Michel-Edouard Leclerc, président du comité stratégique des centres E. Leclerc, a réaffirmé dimanche son opposition à la réouverture des négociations commerciales avec l'industrie agroalimentaire. Il appelle cette dernière à mieux négocier avec ses propres fournisseurs, notamment dans les secteurs des emballages et du plastique, afin de contenir l'inflation exacerbée par la guerre au Moyen-Orient.
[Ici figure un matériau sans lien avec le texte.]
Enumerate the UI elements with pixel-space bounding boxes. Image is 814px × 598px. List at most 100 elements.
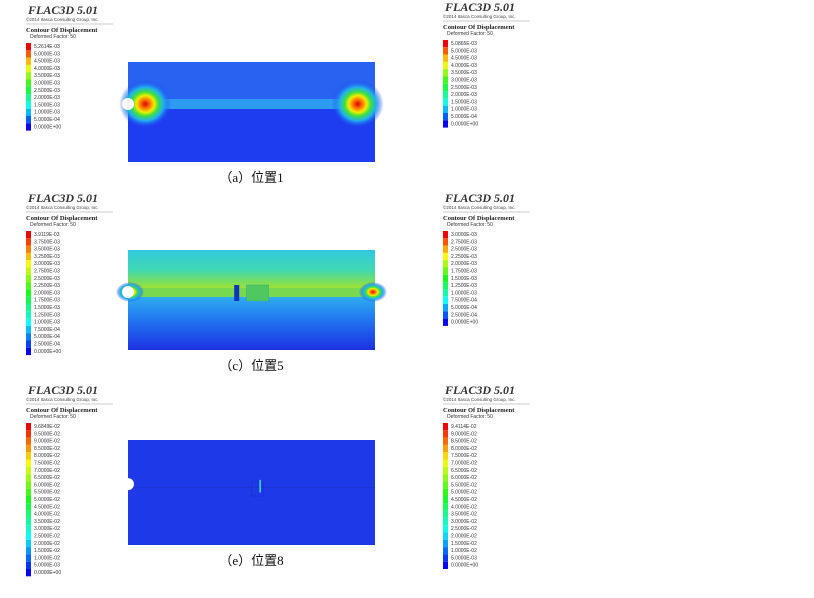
legend-label: 5.0000E-03 (451, 555, 477, 561)
legend-swatch (26, 231, 31, 239)
legend-label: 5.0865E-03 (451, 41, 477, 47)
software-title: FLAC3D 5.01 (444, 0, 515, 14)
legend-swatch (26, 481, 31, 489)
legend-label: 6.5000E-02 (34, 475, 60, 481)
legend-swatch (26, 452, 31, 460)
legend-label: 7.5000E-04 (34, 327, 60, 333)
legend-swatch (26, 561, 31, 569)
legend-swatch (443, 274, 448, 283)
legend-label: 0.0000E+00 (451, 320, 478, 326)
legend-label: 3.0000E-03 (34, 261, 60, 267)
legend-label: 9.4114E-02 (451, 424, 477, 430)
legend-swatch (443, 532, 448, 540)
legend-swatch (443, 539, 448, 548)
block (246, 284, 269, 302)
deformed-factor: Deformed Factor: 50 (447, 31, 493, 37)
legend-label: 2.5000E-02 (34, 533, 60, 539)
legend-swatch (26, 554, 31, 562)
legend-swatch (443, 282, 448, 290)
legend-label: 1.5000E-03 (451, 276, 477, 282)
legend-swatch (443, 437, 448, 445)
copyright: ©2014 Itasca Consulting Group, Inc. (443, 204, 516, 210)
legend-swatch (443, 481, 448, 489)
legend-label: 4.5000E-03 (451, 56, 477, 62)
legend-swatch (443, 76, 448, 84)
legend-swatch (443, 47, 448, 55)
legend-swatch (26, 474, 31, 482)
legend-swatch (443, 525, 448, 533)
legend-swatch (443, 105, 448, 113)
legend-label: 4.5000E-02 (34, 504, 60, 510)
legend-label: 2.5000E-02 (451, 526, 477, 532)
copyright: ©2014 Itasca Consulting Group, Inc. (443, 396, 516, 402)
legend-label: 1.2500E-03 (34, 312, 60, 318)
notch (122, 286, 134, 298)
legend-label: 3.0000E-03 (451, 77, 477, 83)
legend-swatch (443, 466, 448, 475)
legend-label: 8.0000E-02 (34, 453, 60, 459)
legend-swatch (26, 539, 31, 548)
legend-label: 8.0000E-02 (451, 446, 477, 452)
legend-label: 1.5000E-02 (34, 548, 60, 554)
legend-swatch (443, 496, 448, 504)
contour-heading: Contour Of Displacement (26, 215, 98, 222)
legend-swatch (443, 238, 448, 246)
legend-label: 2.5000E-04 (34, 341, 60, 347)
deformed-factor: Deformed Factor: 50 (447, 414, 493, 420)
legend-swatch (443, 245, 448, 253)
legend-label: 3.0000E-03 (451, 232, 477, 238)
legend-label: 5.0000E-04 (451, 114, 477, 120)
software-title: FLAC3D 5.01 (444, 383, 515, 397)
legend-swatch (26, 72, 31, 80)
legend-label: 2.5000E-04 (451, 312, 477, 318)
legend-swatch (443, 452, 448, 460)
legend-label: 0.0000E+00 (34, 570, 61, 576)
legend-label: 4.5000E-03 (34, 59, 60, 65)
legend-swatch (443, 547, 448, 555)
legend-label: 1.0000E-03 (451, 290, 477, 296)
legend-label: 1.7500E-03 (34, 298, 60, 304)
legend-swatch (26, 108, 31, 116)
legend-label: 9.0000E-02 (34, 439, 60, 445)
legend-label: 1.5000E-02 (451, 541, 477, 547)
legend-label: 3.5000E-02 (34, 519, 60, 525)
legend-swatch (443, 61, 448, 70)
legend-swatch (26, 466, 31, 475)
legend-swatch (443, 83, 448, 92)
deformed-factor: Deformed Factor: 50 (30, 34, 76, 40)
contour-plot (116, 250, 387, 350)
legend-swatch (26, 94, 31, 102)
legend-swatch (443, 54, 448, 62)
copyright: ©2014 Itasca Consulting Group, Inc. (443, 13, 516, 19)
legend-label: 7.0000E-02 (34, 468, 60, 474)
legend-label: 0.0000E+00 (34, 349, 61, 355)
legend-label: 5.2614E-03 (34, 44, 60, 50)
copyright: ©2014 Itasca Consulting Group, Inc. (26, 204, 99, 210)
legend-swatch (26, 333, 31, 341)
legend-swatch (26, 123, 31, 131)
caption: （c）位置5 (219, 358, 283, 373)
legend-swatch (443, 296, 448, 304)
legend-label: 8.5000E-02 (451, 439, 477, 445)
legend-label: 5.5000E-02 (451, 482, 477, 488)
legend-swatch (443, 311, 448, 319)
panel: FLAC3D 5.01©2014 Itasca Consulting Group… (443, 191, 530, 326)
contour-plot (122, 440, 375, 545)
legend-label: 3.0000E-02 (451, 519, 477, 525)
legend-label: 1.2500E-03 (451, 283, 477, 289)
legend-label: 0.0000E+00 (451, 121, 478, 127)
legend-label: 1.0000E-03 (34, 110, 60, 116)
legend-swatch (443, 503, 448, 511)
legend-swatch (26, 488, 31, 496)
legend-label: 2.5000E-03 (34, 88, 60, 94)
panel: FLAC3D 5.01©2014 Itasca Consulting Group… (26, 3, 384, 185)
contour-heading: Contour Of Displacement (443, 24, 515, 31)
legend-label: 9.5000E-02 (34, 431, 60, 437)
legend-label: 1.5000E-03 (34, 102, 60, 108)
legend-swatch (26, 325, 31, 334)
legend-label: 3.0000E-03 (34, 80, 60, 86)
legend-swatch (443, 423, 448, 431)
deformed-factor: Deformed Factor: 50 (30, 222, 76, 228)
hotspot (359, 282, 387, 302)
legend-swatch (26, 430, 31, 438)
Un appel à la responsabilité des industriels
Intervenant sur LCI, Michel-Edouard Leclerc a déclaré : « C'est important que les acteurs économiques se retournent derrière eux et aillent négocier. Et pas simplement contre la grande distribution. » Il a dénoncé les pratiques de certains acteurs qui profitent de la situation : « Pour le moment, il y a beaucoup de gens qui font du fric, et pas simplement Total dans les compagnies pétrolières, (mais aussi) dans la pétrochimie, dans le secteur des emballages, de la plasturgie. »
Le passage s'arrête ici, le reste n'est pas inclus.